- - Wednesday, October 25, 2017

“Today’s Constitution is a realistic document of freedom only because of several corrective amendments.” The First Amendment is arguably the most formative of what U.S. Supreme Court Justice Thurgood Marshall frames as “corrective amendments.” The First Amendment — and its fundamental provisions of freedom of expression, freedom to practice a religion of your own choosing, and the right to voice political dissent — is the hallmark of the U.S. Constitution and foundation of our American democratic values.

At times throughout our history, we have struggled to make perfect these fundamental freedoms. In our very real, and often very messy and flawed reality, the ideals articulated in the First Amendment may seem very different from what we see.
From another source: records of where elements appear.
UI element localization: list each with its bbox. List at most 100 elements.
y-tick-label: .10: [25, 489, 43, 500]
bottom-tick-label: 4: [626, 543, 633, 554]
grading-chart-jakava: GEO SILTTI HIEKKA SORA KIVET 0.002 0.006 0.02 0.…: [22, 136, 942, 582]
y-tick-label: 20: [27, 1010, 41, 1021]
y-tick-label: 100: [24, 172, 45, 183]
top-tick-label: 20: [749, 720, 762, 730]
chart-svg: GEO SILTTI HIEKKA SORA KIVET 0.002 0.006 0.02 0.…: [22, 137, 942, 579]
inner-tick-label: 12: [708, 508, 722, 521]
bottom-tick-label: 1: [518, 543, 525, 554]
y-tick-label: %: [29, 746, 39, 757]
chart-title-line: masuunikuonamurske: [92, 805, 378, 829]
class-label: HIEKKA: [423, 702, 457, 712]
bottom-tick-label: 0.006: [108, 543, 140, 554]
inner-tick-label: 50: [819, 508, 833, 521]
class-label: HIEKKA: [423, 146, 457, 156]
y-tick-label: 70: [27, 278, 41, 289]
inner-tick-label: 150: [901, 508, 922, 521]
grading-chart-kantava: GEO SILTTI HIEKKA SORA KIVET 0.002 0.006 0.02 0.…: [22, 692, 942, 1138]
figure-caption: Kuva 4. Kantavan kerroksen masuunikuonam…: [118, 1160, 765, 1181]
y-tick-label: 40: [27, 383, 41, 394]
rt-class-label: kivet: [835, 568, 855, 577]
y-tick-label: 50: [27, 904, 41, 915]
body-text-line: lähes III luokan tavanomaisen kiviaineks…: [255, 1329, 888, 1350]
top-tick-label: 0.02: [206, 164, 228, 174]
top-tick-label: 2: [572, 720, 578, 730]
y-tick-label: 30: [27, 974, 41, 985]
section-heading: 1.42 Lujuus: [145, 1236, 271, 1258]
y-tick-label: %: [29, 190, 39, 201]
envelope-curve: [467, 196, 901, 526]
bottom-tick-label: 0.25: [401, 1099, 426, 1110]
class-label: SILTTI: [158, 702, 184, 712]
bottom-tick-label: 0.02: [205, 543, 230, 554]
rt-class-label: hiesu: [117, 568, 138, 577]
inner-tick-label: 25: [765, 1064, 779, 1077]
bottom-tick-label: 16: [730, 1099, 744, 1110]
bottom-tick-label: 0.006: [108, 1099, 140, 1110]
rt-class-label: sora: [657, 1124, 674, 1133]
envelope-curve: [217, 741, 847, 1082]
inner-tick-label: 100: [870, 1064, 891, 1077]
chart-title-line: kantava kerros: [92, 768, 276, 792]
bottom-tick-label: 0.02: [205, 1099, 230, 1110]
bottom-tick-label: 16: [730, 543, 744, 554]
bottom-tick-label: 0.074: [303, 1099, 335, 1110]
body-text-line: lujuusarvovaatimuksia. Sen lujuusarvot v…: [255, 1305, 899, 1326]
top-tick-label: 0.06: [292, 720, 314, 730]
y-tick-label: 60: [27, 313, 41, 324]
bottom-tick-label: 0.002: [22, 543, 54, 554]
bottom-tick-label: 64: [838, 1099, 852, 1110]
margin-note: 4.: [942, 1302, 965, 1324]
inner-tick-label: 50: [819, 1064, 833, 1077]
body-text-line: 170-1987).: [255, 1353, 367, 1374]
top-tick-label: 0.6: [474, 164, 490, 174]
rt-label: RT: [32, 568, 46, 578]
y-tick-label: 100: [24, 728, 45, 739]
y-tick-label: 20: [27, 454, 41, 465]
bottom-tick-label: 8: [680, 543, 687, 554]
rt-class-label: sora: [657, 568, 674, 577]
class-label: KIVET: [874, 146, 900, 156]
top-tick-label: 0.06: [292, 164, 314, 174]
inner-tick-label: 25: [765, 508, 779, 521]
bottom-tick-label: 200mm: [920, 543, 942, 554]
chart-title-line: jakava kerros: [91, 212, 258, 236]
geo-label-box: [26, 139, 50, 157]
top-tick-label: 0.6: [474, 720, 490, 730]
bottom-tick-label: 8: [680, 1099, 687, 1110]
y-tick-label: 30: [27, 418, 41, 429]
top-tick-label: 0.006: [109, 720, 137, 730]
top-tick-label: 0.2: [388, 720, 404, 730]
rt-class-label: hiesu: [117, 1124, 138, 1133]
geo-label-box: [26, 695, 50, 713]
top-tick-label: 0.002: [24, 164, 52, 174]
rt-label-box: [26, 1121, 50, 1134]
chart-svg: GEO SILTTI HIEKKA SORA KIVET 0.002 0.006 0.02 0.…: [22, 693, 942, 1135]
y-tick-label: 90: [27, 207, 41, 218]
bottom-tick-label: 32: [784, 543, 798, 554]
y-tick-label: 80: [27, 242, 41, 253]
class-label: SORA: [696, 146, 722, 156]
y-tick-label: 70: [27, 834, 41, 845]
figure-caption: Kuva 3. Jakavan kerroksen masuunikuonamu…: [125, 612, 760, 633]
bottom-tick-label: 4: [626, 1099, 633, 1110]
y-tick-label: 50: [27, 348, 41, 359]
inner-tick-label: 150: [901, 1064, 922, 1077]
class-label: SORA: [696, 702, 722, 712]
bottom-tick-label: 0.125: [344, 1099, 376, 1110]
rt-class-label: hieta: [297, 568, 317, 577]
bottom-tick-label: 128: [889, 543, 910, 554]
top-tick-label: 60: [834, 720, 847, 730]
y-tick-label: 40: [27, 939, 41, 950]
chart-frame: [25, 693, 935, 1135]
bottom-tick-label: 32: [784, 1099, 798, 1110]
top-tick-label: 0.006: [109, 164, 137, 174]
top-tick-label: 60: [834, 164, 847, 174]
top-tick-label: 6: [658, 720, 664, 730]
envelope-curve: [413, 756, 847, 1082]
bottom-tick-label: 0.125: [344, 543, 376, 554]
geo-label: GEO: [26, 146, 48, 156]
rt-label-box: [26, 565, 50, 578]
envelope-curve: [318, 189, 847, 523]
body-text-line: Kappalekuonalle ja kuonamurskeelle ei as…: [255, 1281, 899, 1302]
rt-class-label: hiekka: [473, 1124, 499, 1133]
What does the First Amendment really look like in Charlottesville, Virginia, when the public demonstrations of members of hate groups and anti-hate groups collide? Does the First Amendment’s freedom of protection apply to statements of hate, bigotry and prejudice? Who does the First Amendment apply to? What does our understanding and application of the First Amendment reflect about the current state of our society? What does it illuminate about our future?

At the forefront of this struggle to define and apply the First Amendment is the voice of youth. From Marie and Gathie Barnett in West Virginia State Board of Education v. Barnett to Mary Beth and John Tinker in Tinker v. Des Moines Independent Community School District, young people — and students, in particular — have been pivotal in moving forward our understanding of the what, the who, and the why of our First Amendment rights. In our effort to draw the contours of our understanding of the First Amendment, we must continue to educate, engage and dialogue with young people about the meaning of not only the First Amendment, but also the broader order of the U.S. Constitution. They must also come to see that our progress as a nation depends on their participation in our system — now and in the future.

The Marshall-Brennan Constitutional Literacy project is creating the space for youth engagement, education and empowerment. The Marshall-Brennan Project, named after U.S. Supreme Court Justices Thurgood Marshall and William Brennan, is a movement founded in our nation’s capital and active in 19 chapters across the country. We engage law students and high school students in this vital work of capacity-building and youth empowerment. Our paramount aim is to move young people from being on the sidelines to consequential participants in the American democracy.

At the heart of our curriculum is the use of real-life, student-centered U.S. Supreme Court cases — like Barnett and Tinker — that have indelibly shaped our framework for understanding how our First Amendment and constitutional rights operate. The power of the Marshall-Brennan Project lies in our solitary belief that young people hold the vision and power in moving our American democracy forward.

We have seen in recent months the importance of educating our population around what it means to be a member of our American democracy. There was a sleeping giant in the American people that seemed to take for granted our constitutional rights and take no heed to the power that the people have to mold our democracy. That giant has been awakened.

As we continue to participate in this great experiment, our success in protecting and perfecting our democracy will depend on the degree to which we are able to translate constitutional tenets and founding values to young people in a way that intersects with their modern reality, right here, right now. It is their interaction with the First Amendment and other rights — the expansion of their vision of what is possible — that will ignite the passion for active participation. This is how we will ensure that our American democracy endures as a “realistic document of freedom.”

Lisa M. Curtis is the Associate Director of the Marshall-Brennan Constitutional Literacy Project. She teaches a specialized advanced constitutional law seminar, which blends school-related constitutional issues with teaching pedagogy and oral argument skills, to the Marshall-Brennan Fellows at the American University Washington College of Law. She received her J.D. from the American University Washington College of Law, and B.A. from the University of Missouri-Columbia.